Birden ateşten duvarın ardından oklar gelmeye başladı. Keskin bir hızda hepsi bana doğru geliyordu. Sonradan okları engellediğimi anlayınca hedefi olarak diğerlerini seçti. Oklar, diğerlerinin engellemesi için büyük bir dertti. Bu yüzden hızla atılıp gelen okları engellemeye başladım. Bu sırada planlar kurmaya devam ettim.

Duvarın dışında Rael ve 22 kurt hala yaşıyordu. Farelerimin farkında olduklarını bile düşünmüyorum. Etrafımızı kalın duvarlarla çevrelediklerine göre bizi ya tuzağa çekecekler, ya da bir arena gibi yakın dövüşte usta olan herkes içeriye dalacaktı.

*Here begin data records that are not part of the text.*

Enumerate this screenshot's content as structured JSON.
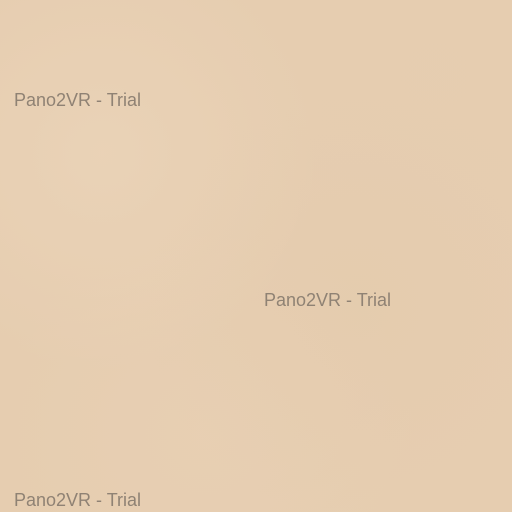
{
  "background": {
    "color": "#e6cdb0"
  },
  "watermarks": [
    {
      "text": "Pano2VR - Trial"
    },
    {
      "text": "Pano2VR - Trial"
    },
    {
      "text": "Pano2VR - Trial"
    }
  ],
  "colors": {
    "watermark_text": "#8f8274"
  }
}
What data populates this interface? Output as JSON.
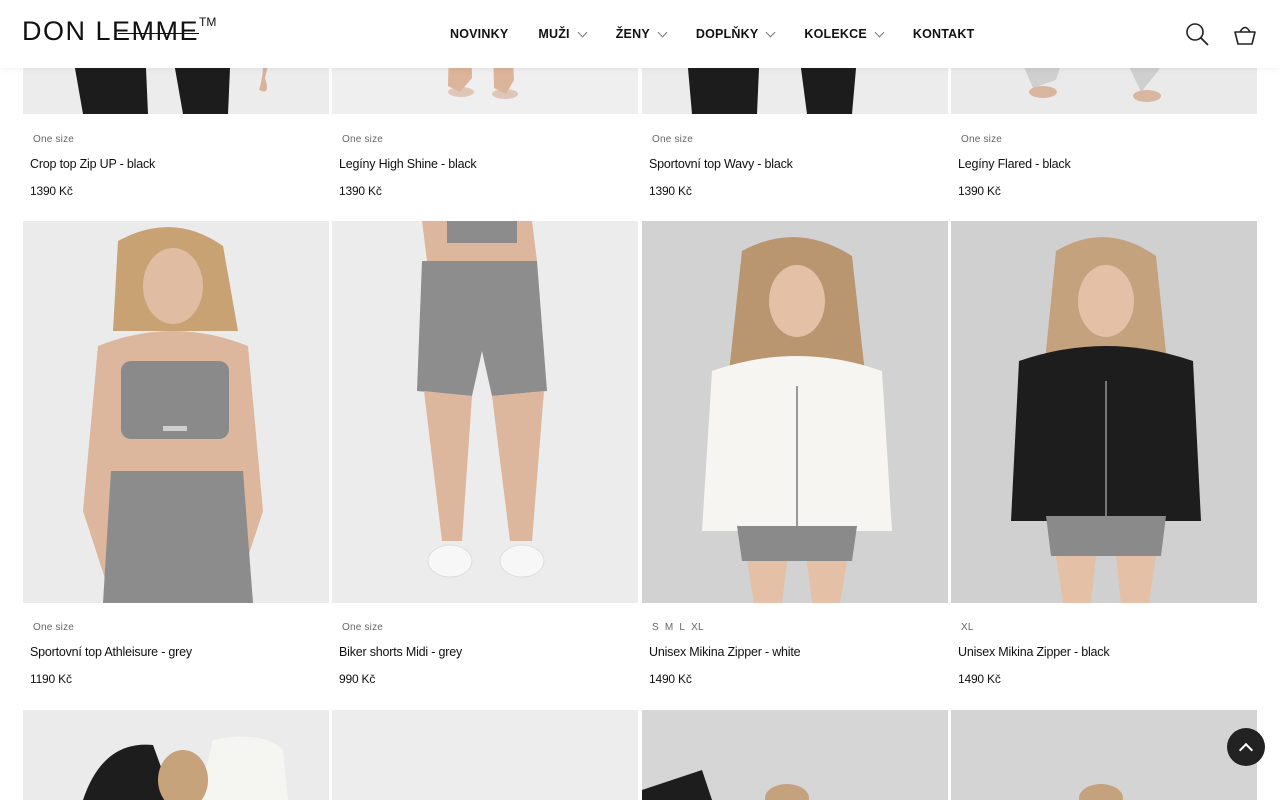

İlk olarak birinciyi deneyecekleri aşikardı. Gelen oklardan da anlaşılabiliyordu. Ben de onları içeri çekmek için Rael'e ve kurtlara hızla gözden uzaklaşmalarını söyledim. Zaten gayet uzaktalardı. Şimdi tek yapmamız gereken dayanmaktı.

"Cehennemin 7 Kavurucu Katı - Alev Mızrakları!" diye bir bağırış geldi. Bu bağırışın ardından alev duvarın her yerinden alevden oluşmuş mızraklar gelmeye başladı. Bunu herkes engellese de tüm odağını savunmaya vermek zorundaydı. Bu da bir başka saldırıya açık olmak demekti.

Gelen saldırılar ya yukarıdan, ya da alttan olacaktı. Alttan gelen saldırılar karşısında yapabileceğim pek bir şey olmasa da yukarıyı savunabilirdim.

"Melany, yukarıyı savunacak bir teknik kullan." dediğimde Melany tek sonucun Fırtına olduğuna karar verdi.

5 metre kadar üstümüzde güçlü rüzgarlar esmeye başladı, bu bize doğal bir kalkan görevi görecekti.

Aklımda bir plan vardı, ancak bunun için 'ışınlanma' ya da 'kaybolma' gibi bir yeteneğe ihtiyacımız vardı.

"Melany, bizi toprağın altına gönderebilir misin?" diye ilettim yakın mesafede bulunan Melany'ye.

"Var, ama toprağın altına bir tünel oluşturmam, sizi o tünellere alıp üstümüzü kapatmam gerek. Bu da tüm manama ve 25 saniyelik bir süreye mal olur." diye cevap verdi Melany.

"Yapmaya başla, ben 'şimdi' dediğim anda bizi yok et." diye ilettim.

"Muhammet abi, Hasan abi, Ahmet abi, tekniğinizin gelmesine ne kadar var?" diye sordum. Zaten biliyordum, ama garantiye almak istedim.

"15 saniye" dediler.

Güldüm. 1 dakika geçtiği anda 7 elitin hepsi ölmüş olacaktı.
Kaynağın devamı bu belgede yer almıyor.